Levine told the jury that their mother did not take DES while pregnant with a fifth sister, and that sister has not developed breast cancer.

The four Melnick sisters also had miscarriages, fertility problems or other reproductive tract problems long suspected of being caused by prenatal exposure to DES. They were diagnosed with breast cancer between 1997 and 2003 and had treatments ranging from lump-removal surgery to a full mastectomy, radiation and chemotherapy.

Dillon said that the doctor who treated the Melnick sisters' mother is now dead, and that there are no records of him prescribing DES. Dillon said Eli Lilly at the time recommended DES for women who had had three or more consecutive miscarriages.

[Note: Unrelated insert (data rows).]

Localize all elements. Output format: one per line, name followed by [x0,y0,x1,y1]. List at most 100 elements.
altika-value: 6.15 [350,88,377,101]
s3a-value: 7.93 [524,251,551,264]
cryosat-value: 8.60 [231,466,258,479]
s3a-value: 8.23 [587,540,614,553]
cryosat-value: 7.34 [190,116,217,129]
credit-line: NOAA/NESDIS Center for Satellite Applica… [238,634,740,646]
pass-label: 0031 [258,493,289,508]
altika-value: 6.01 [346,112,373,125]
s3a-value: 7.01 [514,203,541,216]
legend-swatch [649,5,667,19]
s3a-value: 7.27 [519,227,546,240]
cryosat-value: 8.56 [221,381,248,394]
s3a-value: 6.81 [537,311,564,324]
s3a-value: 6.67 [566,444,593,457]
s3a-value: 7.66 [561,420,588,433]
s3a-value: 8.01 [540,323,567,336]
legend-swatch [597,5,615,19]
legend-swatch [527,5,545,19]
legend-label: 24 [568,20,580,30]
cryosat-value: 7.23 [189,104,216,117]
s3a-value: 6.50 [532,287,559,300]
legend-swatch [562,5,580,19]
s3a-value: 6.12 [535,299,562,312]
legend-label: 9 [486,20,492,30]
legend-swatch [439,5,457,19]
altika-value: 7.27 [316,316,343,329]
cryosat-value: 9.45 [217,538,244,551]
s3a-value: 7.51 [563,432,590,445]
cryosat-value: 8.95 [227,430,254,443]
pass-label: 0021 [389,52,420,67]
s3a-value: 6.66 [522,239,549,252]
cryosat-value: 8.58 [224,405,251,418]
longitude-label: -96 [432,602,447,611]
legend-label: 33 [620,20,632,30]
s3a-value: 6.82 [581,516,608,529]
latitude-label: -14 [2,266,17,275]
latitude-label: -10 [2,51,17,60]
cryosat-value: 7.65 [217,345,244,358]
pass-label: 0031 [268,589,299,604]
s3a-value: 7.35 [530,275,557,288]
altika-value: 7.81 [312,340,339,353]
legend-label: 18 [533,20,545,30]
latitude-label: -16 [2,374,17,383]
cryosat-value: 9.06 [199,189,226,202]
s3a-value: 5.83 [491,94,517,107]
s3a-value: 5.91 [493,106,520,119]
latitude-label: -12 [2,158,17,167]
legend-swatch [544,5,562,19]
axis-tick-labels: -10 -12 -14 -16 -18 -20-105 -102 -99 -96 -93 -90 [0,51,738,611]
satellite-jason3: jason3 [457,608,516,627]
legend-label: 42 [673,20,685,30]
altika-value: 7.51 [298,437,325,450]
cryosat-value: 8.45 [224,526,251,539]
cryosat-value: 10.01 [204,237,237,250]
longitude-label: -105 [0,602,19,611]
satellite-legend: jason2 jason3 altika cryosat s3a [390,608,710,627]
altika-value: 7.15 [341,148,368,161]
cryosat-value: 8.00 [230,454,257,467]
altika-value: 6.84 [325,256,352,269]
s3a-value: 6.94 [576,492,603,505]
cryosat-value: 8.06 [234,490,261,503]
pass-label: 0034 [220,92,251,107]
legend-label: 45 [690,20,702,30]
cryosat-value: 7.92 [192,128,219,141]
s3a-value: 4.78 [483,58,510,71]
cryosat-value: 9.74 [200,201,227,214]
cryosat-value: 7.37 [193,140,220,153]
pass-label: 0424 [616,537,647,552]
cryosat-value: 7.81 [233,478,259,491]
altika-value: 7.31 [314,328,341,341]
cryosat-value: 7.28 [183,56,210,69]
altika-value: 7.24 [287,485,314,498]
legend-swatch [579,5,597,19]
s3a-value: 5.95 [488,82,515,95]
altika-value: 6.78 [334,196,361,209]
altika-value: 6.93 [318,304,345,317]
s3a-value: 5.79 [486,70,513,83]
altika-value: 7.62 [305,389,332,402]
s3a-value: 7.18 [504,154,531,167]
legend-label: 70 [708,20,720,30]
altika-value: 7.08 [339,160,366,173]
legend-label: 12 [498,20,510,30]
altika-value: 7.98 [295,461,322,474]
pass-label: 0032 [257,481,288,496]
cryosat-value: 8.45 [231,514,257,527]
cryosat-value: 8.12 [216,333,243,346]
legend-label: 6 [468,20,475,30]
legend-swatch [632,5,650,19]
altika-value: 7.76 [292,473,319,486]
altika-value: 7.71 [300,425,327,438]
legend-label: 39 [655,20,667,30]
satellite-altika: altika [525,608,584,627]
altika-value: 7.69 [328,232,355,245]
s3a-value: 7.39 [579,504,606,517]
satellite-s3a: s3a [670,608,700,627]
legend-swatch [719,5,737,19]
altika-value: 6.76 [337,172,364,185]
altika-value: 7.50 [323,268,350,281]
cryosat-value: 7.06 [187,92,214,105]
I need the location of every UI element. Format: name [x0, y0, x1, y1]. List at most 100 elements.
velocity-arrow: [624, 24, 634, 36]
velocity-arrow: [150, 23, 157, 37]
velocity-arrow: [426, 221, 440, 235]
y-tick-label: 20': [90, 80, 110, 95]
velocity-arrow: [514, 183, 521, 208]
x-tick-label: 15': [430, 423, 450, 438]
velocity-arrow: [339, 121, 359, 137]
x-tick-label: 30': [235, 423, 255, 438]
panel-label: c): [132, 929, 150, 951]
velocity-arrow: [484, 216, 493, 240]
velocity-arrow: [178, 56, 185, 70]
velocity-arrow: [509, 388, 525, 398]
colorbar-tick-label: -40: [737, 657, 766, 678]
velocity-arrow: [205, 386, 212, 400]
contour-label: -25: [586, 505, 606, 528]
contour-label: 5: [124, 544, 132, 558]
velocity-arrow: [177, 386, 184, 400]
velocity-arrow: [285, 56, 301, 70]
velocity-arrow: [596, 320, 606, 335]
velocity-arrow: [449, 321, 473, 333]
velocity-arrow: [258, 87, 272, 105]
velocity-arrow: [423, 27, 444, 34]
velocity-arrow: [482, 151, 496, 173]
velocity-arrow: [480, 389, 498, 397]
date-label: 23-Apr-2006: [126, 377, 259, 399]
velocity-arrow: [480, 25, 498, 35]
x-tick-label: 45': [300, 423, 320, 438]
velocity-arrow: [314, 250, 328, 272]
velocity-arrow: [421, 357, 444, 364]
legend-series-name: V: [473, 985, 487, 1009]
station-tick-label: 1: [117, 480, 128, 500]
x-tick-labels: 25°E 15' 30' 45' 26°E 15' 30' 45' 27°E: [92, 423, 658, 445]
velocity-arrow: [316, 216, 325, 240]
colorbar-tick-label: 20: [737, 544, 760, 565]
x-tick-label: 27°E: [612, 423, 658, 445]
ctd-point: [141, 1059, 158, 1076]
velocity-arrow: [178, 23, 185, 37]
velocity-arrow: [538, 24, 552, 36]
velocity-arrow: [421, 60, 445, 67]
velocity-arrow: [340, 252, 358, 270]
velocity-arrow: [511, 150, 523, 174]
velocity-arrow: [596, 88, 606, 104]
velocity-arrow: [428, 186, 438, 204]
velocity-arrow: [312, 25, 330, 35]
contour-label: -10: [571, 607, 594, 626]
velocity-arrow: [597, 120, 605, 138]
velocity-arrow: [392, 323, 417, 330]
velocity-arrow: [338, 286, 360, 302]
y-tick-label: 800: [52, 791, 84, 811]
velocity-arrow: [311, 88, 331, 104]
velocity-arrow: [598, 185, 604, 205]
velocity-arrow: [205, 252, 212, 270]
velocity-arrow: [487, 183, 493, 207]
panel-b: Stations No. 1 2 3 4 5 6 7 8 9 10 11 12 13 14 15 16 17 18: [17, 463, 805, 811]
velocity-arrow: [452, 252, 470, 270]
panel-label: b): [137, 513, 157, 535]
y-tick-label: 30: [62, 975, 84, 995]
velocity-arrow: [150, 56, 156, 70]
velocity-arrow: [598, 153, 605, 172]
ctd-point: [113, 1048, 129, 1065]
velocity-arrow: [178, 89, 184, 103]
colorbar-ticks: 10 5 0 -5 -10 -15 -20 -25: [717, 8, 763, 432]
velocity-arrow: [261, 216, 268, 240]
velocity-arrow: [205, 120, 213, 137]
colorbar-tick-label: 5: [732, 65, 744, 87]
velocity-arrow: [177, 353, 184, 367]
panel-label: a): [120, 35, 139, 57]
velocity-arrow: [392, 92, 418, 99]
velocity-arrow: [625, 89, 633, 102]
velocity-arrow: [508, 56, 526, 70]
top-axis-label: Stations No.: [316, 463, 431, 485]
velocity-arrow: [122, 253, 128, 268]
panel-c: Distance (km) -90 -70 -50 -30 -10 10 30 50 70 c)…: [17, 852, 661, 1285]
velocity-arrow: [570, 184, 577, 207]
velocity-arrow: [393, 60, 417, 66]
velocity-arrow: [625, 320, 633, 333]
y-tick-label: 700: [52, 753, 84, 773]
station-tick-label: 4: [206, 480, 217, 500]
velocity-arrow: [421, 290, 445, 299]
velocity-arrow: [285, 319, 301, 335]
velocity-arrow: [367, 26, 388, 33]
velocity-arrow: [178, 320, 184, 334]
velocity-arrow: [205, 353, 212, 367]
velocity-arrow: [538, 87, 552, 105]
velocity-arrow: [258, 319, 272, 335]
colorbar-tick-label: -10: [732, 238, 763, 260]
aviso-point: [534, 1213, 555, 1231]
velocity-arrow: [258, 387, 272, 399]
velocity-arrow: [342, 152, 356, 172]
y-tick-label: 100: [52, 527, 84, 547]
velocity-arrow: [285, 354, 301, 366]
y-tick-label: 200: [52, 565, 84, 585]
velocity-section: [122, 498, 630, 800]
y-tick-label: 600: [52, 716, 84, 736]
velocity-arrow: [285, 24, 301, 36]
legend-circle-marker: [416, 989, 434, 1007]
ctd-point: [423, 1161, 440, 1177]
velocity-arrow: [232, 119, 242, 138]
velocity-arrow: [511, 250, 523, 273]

The sisters' mother, he said, did not have consecutive miscarriages, so prescribing it to her would have gone against the company's recommendations. Dillon said leading researchers at the time recommended that DES be used for pregnant women.

Dillon told the jury that while it is "terribly unfair" that the four sisters got breast cancer, it is a common disease, and doctors still don't understand what causes it.

The sister's case was the first of its kind to reach trial, but there are many more pending across the country. In Boston alone, a group of 51 one women calling themselves "DES Daughters" have lawsuits pending against companies that made and marketed the drug.

Thousands of lawsuits have been filed alleging links between DES and vaginal and cervical cancer, as well as fertility problems. Many of those cases were settled.